Operations Research deals with the application of advanced analytical methods to help make better decisions in a complex decision-making environment that is riddled with many conflicting metrics of performance and constraints on the available resources.

Optimization: This involves finding the optimal or near-optimal solutions to complex decision-making problems concerning the maximum (of profit, performance, or yield) or minimum (of loss, risk, or cost) of some real-world objective.

Simulation: Simulation is the imitation of a real-world system.  It needs a model that represents the key characteristics, behavior and function of a system. This is used to mimic what-if scenarios and understand the effects of alternative conditions and courses of action.

Forecasting: Forecasting is the process of making predictions of the future based on past and present data and most commonly by analysis of trends and seasonality. Generally, a margin of error or confidence is attached to a forecast.

Machine Learning (ML)

The goal of machine learning is to develop methods that can automatically detect patterns in data, and then to use the uncovered patterns to predict the outcomes of interest.

Supervised Learning:  This is a process where the algorithm learns from the past observations and creates a prediction model.

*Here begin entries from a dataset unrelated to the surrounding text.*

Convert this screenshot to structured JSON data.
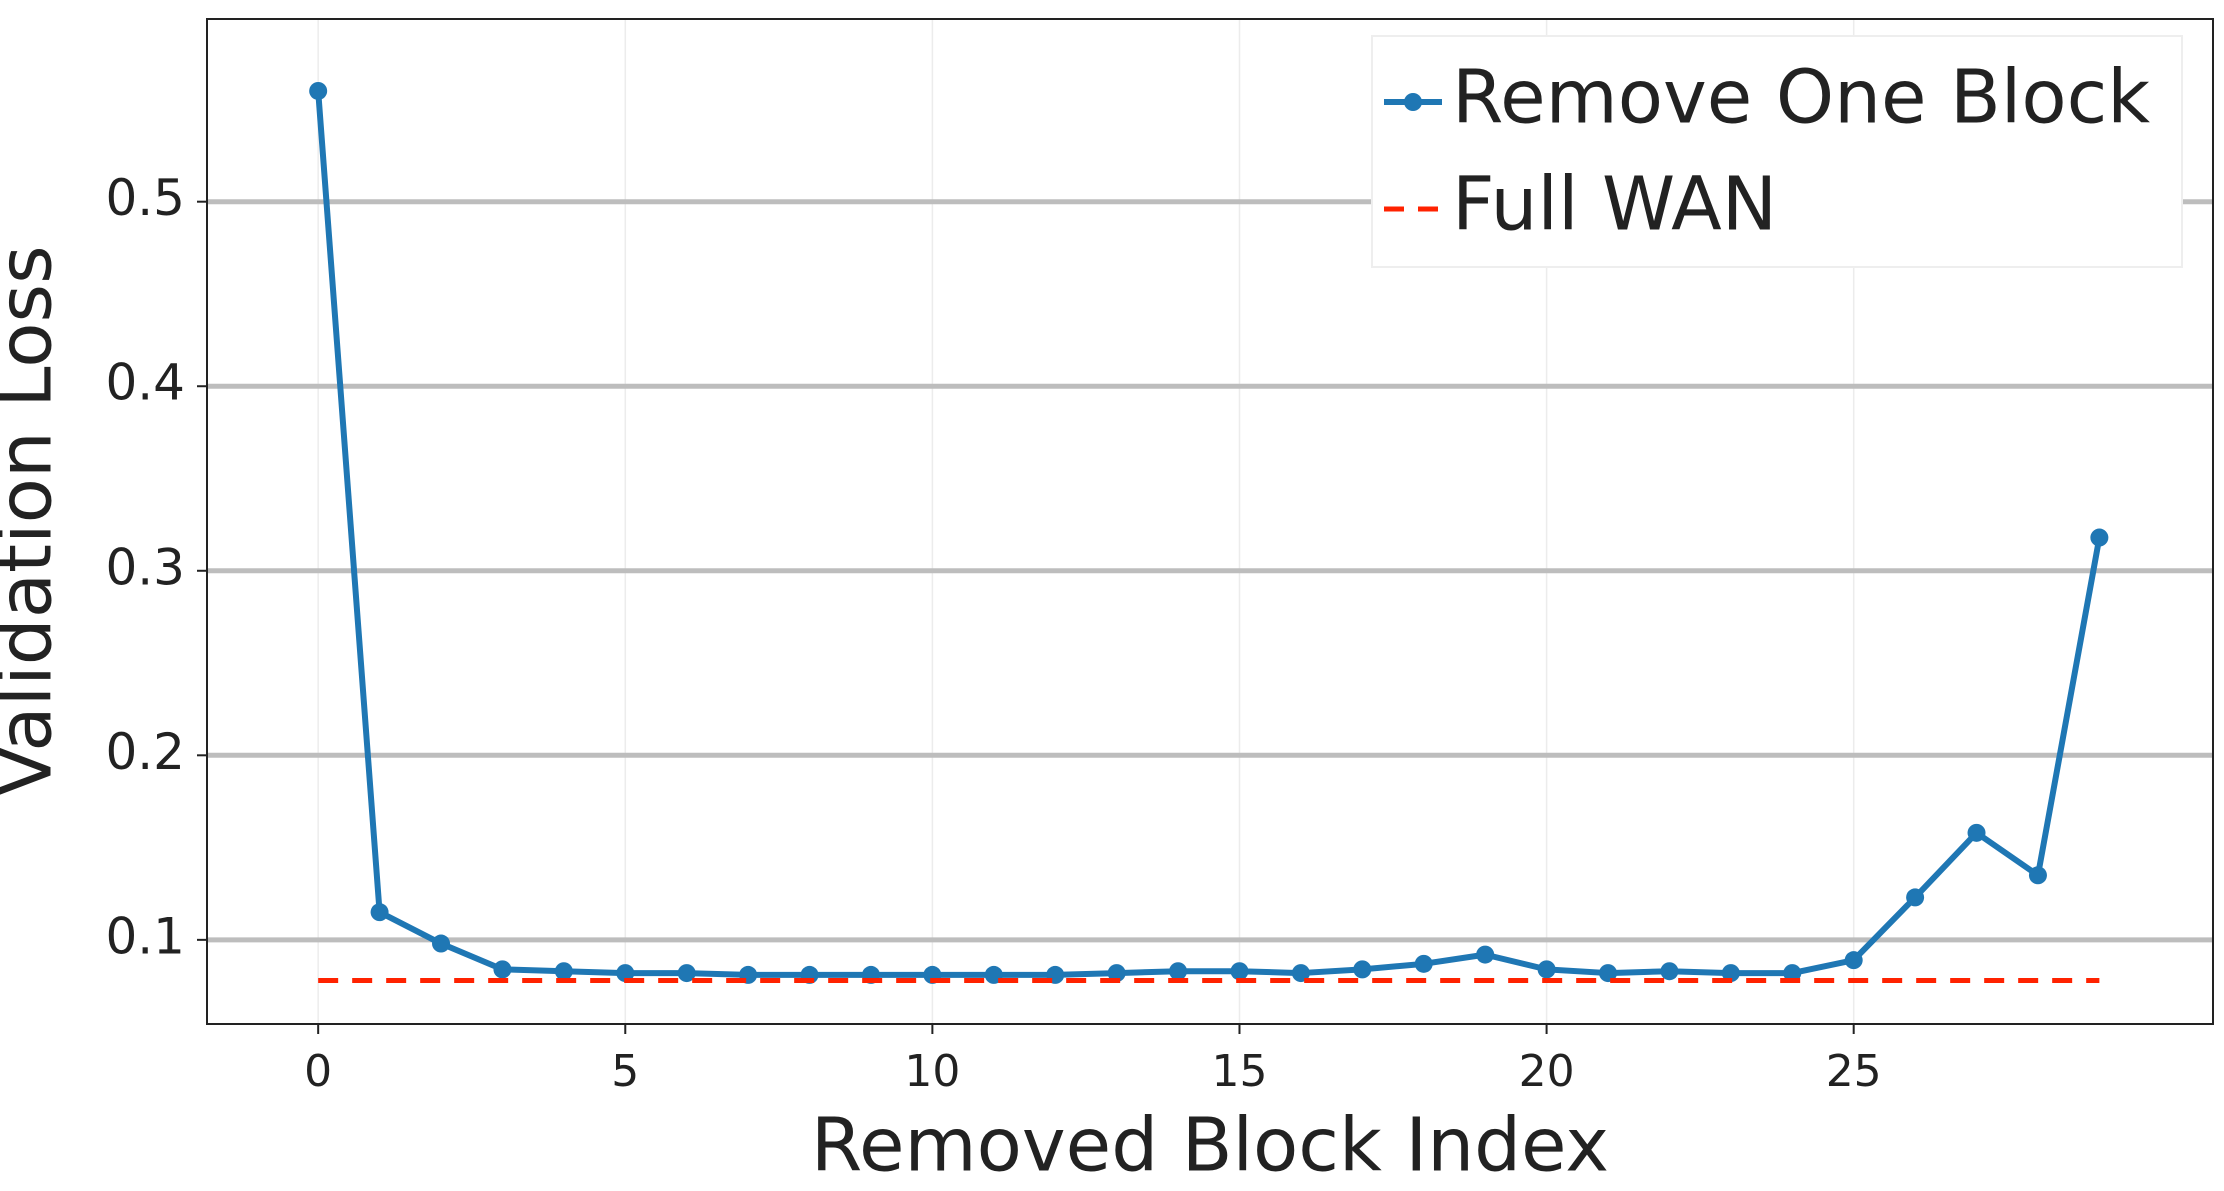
{
  "chart_data": {
    "type": "line",
    "x_label": "Removed Block Index",
    "y_label": "Validation Loss",
    "x": [
      0,
      1,
      2,
      3,
      4,
      5,
      6,
      7,
      8,
      9,
      10,
      11,
      12,
      13,
      14,
      15,
      16,
      17,
      18,
      19,
      20,
      21,
      22,
      23,
      24,
      25,
      26,
      27,
      28,
      29
    ],
    "series": [
      {
        "name": "Remove One Block",
        "color": "#1f77b4",
        "style": "solid-markers",
        "values": [
          0.56,
          0.115,
          0.098,
          0.084,
          0.083,
          0.082,
          0.082,
          0.081,
          0.081,
          0.081,
          0.081,
          0.081,
          0.081,
          0.082,
          0.083,
          0.083,
          0.082,
          0.084,
          0.087,
          0.092,
          0.084,
          0.082,
          0.083,
          0.082,
          0.082,
          0.089,
          0.123,
          0.158,
          0.135,
          0.318
        ]
      },
      {
        "name": "Full WAN",
        "color": "#ff2200",
        "style": "dashed",
        "x": [
          0,
          29
        ],
        "values": [
          0.078,
          0.078
        ]
      }
    ],
    "xlim": [
      -1.81,
      30.85
    ],
    "ylim": [
      0.0544,
      0.599
    ],
    "xticks": [
      0,
      5,
      10,
      15,
      20,
      25
    ],
    "yticks": [
      0.1,
      0.2,
      0.3,
      0.4,
      0.5
    ],
    "grid": true,
    "legend": "upper right"
  }
}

This model is utilized to predict the outcome of a given set of input conditions.

Unsupervised learning:  The goal for unsupervised learning is to model the underlying structure or distribution in the data in order to learn more about the data. Algorithms are left to their own to discover and present the interesting structure in the data.

Recommender Systems: These systems filter the choices for a user/product and personalize the recommendations based on the user’s preferences/propensity.

Natural Language Processing (NLP)

NLP refers to method of communicating with an intelligent system using a human language.  It involves making computers to perform useful tasks by automatically interpreting and making decisions using both speech and Text

Topic Mining: Identifying the key topics in a corpus of text is called topics. These techniques are used to identify trends, user preferences and new ideas that were discussed in increasingly proliferating information generation.

Entity Extraction:  This seeks to identify pre-defined categories from a corpus of text such as the names of persons, organizations, locations, expressions of times, quantities, monetary values, percentages, etc.

Sentiment Analysis:  This is to systematically identify, extract, quantify, and study affective states and subjective information. Sentiment analysis is widely applied to voice of the customer materials such as reviews and survey responses, online and social media.

Deep Learning

Deep learning is a study of Artificial neural networks with applications in image processing and other complex tasks that simple machine learning algorithms may not directly perform.

Neural Networks: These are algorithms that attempts to identify underlying relationships in a set of data by using a process that mimics the way the human brain operates. They have the ability to adapt to changing inputs without the need to redesign the output criteria

Semantic Learning: These are models that are utilized in developing intelligent systems that comprehend Language. Semantic networks themselves are utilized to store and retrieve knowledge.

AI Bots:  These are computer programs which conducts a conversation via auditory or textual methods. These are designed to convincingly simulate human behavior as a conversational partner. They can use advanced AI techniques.


Visualization amplifies the cognition by helping in pattern detection and enhancing visual insight of a large quantity of data. It helps us to see data in context, analyze and discover knowledge.

Interactive Graphs/charts: This provides for dynamically changing various filters, changing hierarchies, slicing and dicing data to study and gather insight of the data.

Geographical or Geospatial:  Use of geo-spatial visualization and analysis, can represent many facets of Geospatial data. In a retail situation, it can capture location of store, the difference in market size according to region, price and compensation studies in regard to specific regions, etc.  in a single diagram.

Networks and Time series: Networks are used to study meaning and relationships between large contextual data. These graphs are used to quantify relationships between different entities of interest to a business. Time series graphs are representation of a KPI as a function of time.